First, for any slot x region x network combination whose eCPM falls well below baseline, I set a region-specific floor to refuse low-price wins. To avoid emptying inventory, I raise the floor in steps and check each time that fill rate doesn't drop sharply. Second, networks that clearly post a high eCPM get their mediation priority raised for that region. Third, I don't touch any combination with fewer than 500 impressions. Tinkering where the data is thin is the same as going back to guesswork.
My grandfathers, both temple carpenters, used to say that working with your hands is a form of devotion. Until I produced these numbers, I think I had made ad tuning the one exception where I "decided by gut without working with my hands." Once I started measuring per impression, ads finally felt like the rest of my implementation work.
An operating note: semi-automating the dashboard with Claude in Chrome
One last thing, still in progress. Even when the real eCPM is in hand, applying it to floors and mediation groups in the AdMob dashboard is a long string of browser clicks, and doing it across six apps quietly eats time. I've been semi-automating that "the number is ready but reflecting it on screen is tedious" part by letting Claude in Chrome operate the browser UI.
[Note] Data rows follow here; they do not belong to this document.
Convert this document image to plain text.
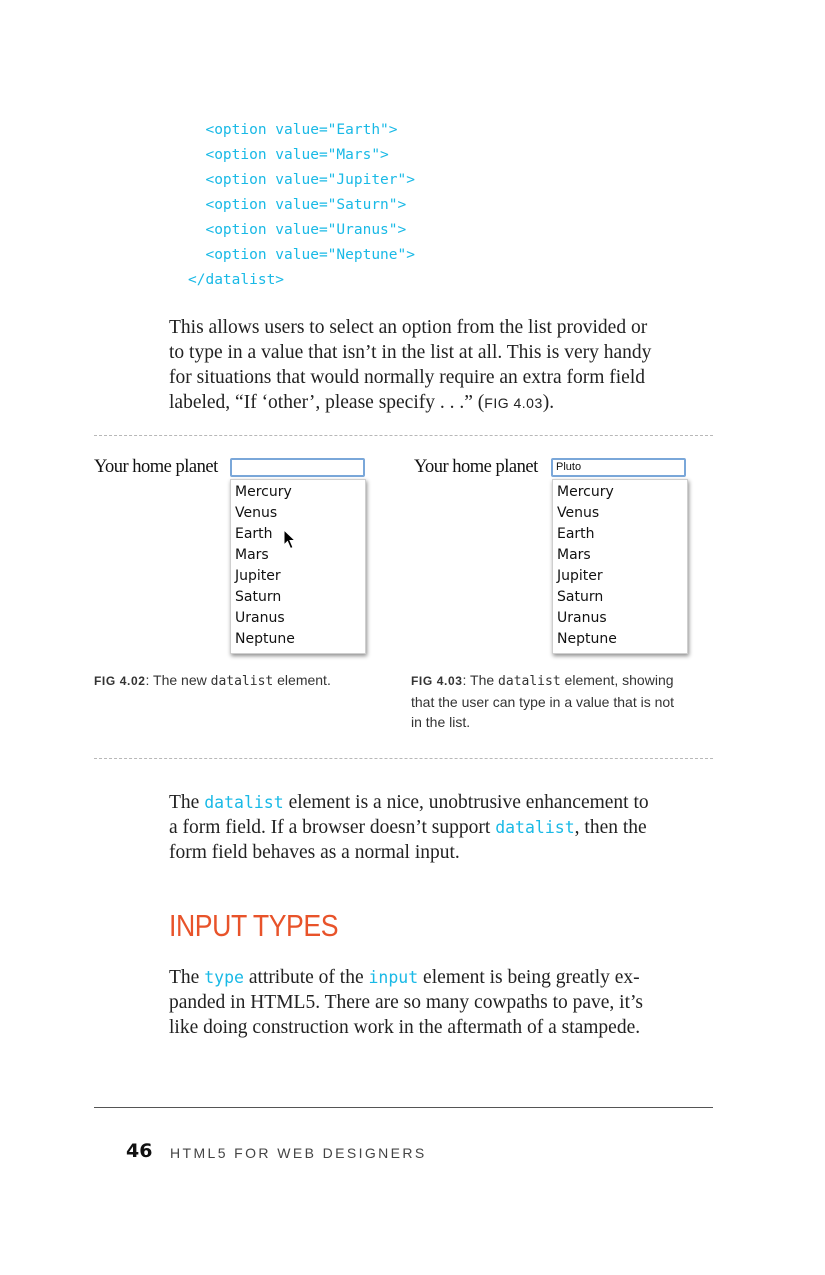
<option value="Earth">
<option value="Mars">
<option value="Jupiter">
<option value="Saturn">
<option value="Uranus">
<option value="Neptune">
</datalist>

This allows users to select an option from the list provided or

to type in a value that isn’t in the list at all. This is very handy

for situations that would normally require an extra form field

labeled, “If ‘other’, please specify . . .” (FIG 4.03).

Your home planet
Mercury
Venus
Earth
Mars
Jupiter
Saturn
Uranus
Neptune
Your home planet	Pluto
Mercury
Venus
Earth
Mars
Jupiter
Saturn
Uranus
Neptune
FIG 4.02: The new datalist element.	FIG 4.03: The datalist element, showing
that the user can type in a value that is not
in the list.

The datalist element is a nice, unobtrusive enhancement to

a form field. If a browser doesn’t support datalist, then the

form field behaves as a normal input.

INPUT TYPES

The type attribute of the input element is being greatly ex-

panded in HTML5. There are so many cowpaths to pave, it’s

like doing construction work in the aftermath of a stampede.

46 HTML5 FOR WEB DESIGNERS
Concretely, I hand it the list of "slot x region to raise the floor" straight out of the SQL above, and let it open the relevant AdMob mediation groups and enter the floor values. I always confirm the final values with my own eyes, but just removing the rote work of navigating screens and opening fields has brought a six-app review back into a realistic amount of time. Whether a solo developer can keep up optimization at this scale comes down, I think, to how much of this rote work you can cut.
Your next step
If you are deciding mediation tuning purely from the dashboard's average eCPM right now, start by attaching paidEventListener to a single placement, dividing value back from micros, and piping a base-currency-normalized event into your analytics. Once aggregation starts running for that first slot, the regional differences the average hid will surface every time. Moving floors and priority comes after that.
I hope this helps anyone wrestling with ad revenue across multiple apps the same way I am. Thank you for reading.